Adwokatowi należy się wynagrodzenie odpowiadające nakładowi i jakości pracy. To sedno wyroku Sądu Najwyższego (sygnatura akt: I CSK 611/10).
Starsi adwokaci w zasadzie nie idą do sądu, gdy klient nie chce uregulować honorarium (pewnie się też na taką okoliczność zabezpieczają, biorąc co się da z góry), ale coraz częściej większe kancelarie traktują honorarium za pomoc prawną jak normalną zapłatę za usługę i nie odpuszczają, a sprawy trafiają do sądu.
Było na słowo
Jedna z największych warszawskich kancelarii pozwała przedsiębiorstwo deweloperskie o zapłatę 213 tys. zł jako nieuregulowanego wynagrodzenia za usługi prawnicze.
Przez kilka lat współpraca przebiegała bez zakłóceń, ale w 2005 r. przedsiębiorstwo odmówiło uregulowania faktur wystawionych przez kancelarię za ten rok.
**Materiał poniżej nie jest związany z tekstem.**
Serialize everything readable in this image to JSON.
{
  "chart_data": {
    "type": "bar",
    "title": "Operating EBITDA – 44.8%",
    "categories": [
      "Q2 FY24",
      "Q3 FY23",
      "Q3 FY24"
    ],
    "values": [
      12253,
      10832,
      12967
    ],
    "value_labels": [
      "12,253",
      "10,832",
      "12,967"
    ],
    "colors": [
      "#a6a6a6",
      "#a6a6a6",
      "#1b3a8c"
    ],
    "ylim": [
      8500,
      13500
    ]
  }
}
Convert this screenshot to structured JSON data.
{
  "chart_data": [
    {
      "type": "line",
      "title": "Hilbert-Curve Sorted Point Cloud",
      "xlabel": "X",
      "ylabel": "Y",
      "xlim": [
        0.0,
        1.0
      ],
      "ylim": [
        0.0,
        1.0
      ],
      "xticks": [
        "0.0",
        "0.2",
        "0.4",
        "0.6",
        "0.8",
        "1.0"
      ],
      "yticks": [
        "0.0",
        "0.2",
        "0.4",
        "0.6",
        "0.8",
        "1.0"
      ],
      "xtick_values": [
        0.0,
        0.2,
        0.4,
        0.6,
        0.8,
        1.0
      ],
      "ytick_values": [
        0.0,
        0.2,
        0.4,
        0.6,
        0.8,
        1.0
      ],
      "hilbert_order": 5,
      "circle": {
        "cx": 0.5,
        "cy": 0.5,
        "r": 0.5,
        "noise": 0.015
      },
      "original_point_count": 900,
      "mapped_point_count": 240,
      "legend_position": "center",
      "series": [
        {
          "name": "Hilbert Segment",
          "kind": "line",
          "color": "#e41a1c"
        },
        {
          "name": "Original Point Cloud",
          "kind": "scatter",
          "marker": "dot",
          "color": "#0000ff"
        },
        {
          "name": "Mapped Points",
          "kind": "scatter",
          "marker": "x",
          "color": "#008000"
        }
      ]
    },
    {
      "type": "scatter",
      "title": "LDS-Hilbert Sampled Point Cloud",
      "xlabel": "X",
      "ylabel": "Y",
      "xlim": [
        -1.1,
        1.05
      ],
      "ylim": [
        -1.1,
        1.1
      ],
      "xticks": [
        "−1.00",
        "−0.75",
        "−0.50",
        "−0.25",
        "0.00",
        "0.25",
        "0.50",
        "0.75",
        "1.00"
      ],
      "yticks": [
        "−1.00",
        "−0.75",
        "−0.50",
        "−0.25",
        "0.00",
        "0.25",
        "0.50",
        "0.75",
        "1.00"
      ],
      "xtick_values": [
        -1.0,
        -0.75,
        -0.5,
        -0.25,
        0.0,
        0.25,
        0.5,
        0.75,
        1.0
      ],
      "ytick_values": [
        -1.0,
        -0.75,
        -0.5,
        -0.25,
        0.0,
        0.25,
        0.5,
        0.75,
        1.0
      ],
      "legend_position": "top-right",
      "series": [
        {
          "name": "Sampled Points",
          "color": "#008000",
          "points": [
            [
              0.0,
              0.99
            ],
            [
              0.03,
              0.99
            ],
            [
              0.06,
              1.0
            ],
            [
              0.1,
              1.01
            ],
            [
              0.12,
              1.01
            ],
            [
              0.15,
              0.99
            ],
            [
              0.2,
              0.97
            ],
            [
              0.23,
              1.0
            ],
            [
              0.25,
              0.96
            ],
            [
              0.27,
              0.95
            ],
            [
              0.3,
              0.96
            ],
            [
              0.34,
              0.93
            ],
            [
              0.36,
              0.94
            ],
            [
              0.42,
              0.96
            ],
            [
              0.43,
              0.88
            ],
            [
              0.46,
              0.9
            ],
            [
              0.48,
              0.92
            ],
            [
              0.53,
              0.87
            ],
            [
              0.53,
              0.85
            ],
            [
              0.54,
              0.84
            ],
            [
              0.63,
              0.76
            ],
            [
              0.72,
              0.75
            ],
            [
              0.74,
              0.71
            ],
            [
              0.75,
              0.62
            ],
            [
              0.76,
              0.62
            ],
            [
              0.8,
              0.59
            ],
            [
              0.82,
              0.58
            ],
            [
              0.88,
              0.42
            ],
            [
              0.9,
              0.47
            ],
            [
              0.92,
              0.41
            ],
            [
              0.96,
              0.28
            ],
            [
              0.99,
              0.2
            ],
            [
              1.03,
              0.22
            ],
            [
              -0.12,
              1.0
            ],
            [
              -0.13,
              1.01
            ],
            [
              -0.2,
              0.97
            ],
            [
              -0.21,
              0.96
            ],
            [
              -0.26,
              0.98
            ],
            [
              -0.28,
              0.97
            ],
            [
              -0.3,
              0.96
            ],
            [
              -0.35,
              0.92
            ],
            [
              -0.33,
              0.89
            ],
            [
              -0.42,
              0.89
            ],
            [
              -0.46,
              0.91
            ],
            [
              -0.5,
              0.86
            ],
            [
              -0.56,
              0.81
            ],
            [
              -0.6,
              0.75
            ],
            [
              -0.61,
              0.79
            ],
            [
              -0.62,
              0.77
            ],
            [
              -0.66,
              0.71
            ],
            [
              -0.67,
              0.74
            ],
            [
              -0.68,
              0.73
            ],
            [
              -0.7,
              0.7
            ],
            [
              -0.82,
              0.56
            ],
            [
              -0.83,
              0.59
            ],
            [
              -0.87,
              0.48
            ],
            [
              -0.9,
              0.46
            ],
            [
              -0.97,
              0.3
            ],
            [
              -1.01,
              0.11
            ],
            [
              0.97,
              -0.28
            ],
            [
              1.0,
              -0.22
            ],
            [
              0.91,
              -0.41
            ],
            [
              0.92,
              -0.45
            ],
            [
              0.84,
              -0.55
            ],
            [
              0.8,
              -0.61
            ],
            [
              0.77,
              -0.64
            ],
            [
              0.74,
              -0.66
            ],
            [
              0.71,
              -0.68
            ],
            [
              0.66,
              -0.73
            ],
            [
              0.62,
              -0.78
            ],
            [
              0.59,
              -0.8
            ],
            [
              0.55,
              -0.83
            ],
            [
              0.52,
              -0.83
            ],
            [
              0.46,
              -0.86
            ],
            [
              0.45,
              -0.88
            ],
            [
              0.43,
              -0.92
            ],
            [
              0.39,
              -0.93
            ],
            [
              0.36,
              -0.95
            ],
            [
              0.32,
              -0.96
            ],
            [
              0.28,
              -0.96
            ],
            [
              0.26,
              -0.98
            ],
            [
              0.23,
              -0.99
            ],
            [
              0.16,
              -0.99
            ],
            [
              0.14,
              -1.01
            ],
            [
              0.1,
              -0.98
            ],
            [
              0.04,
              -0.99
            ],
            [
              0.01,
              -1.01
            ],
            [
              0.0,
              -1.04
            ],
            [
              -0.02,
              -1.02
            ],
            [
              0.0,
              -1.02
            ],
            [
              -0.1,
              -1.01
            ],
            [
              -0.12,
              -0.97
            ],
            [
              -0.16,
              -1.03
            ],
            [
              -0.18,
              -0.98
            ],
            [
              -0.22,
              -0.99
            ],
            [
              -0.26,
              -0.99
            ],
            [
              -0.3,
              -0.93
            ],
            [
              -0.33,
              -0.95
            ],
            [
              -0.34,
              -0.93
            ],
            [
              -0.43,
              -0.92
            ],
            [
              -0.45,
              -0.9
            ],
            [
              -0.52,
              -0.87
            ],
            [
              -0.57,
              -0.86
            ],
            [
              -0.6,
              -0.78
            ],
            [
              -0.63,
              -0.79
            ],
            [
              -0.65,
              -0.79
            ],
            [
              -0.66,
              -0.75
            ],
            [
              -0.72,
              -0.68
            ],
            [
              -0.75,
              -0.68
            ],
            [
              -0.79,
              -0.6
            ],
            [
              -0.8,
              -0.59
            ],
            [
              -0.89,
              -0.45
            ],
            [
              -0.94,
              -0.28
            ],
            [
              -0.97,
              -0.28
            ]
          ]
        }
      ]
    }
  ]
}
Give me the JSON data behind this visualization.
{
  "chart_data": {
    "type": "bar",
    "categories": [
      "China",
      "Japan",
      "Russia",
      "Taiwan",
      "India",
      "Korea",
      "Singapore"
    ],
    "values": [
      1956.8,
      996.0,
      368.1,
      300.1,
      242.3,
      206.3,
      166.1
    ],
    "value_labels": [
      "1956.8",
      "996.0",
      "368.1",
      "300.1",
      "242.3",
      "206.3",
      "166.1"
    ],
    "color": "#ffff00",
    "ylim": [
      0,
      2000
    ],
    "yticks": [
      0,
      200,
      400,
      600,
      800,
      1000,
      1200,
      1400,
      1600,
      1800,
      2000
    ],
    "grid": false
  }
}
Kancelaria miała dowody, że prowadziła trzy sprawy pozwanego: jedną dużą, bo o 40 mln zł, przed Sądem Arbitrażowym, drugą, mniejszą, przed sądem powszechnym, wreszcie dość prostą ze skargi na czynności komornika. Nie miała jednak umowy pisemnej, w szczególności nie ustaliła na piśmie wysokości honorarium. W tej sytuacji sądy niższych instancji zgodnie zasądziły za usługi kancelarii jedynie 9 tys. zł, sięgając do tzw. taksy adwokackiej i wskazanych w niej minimalnych stawek – choć taksa pozwala podnieść je sześciokrotnie.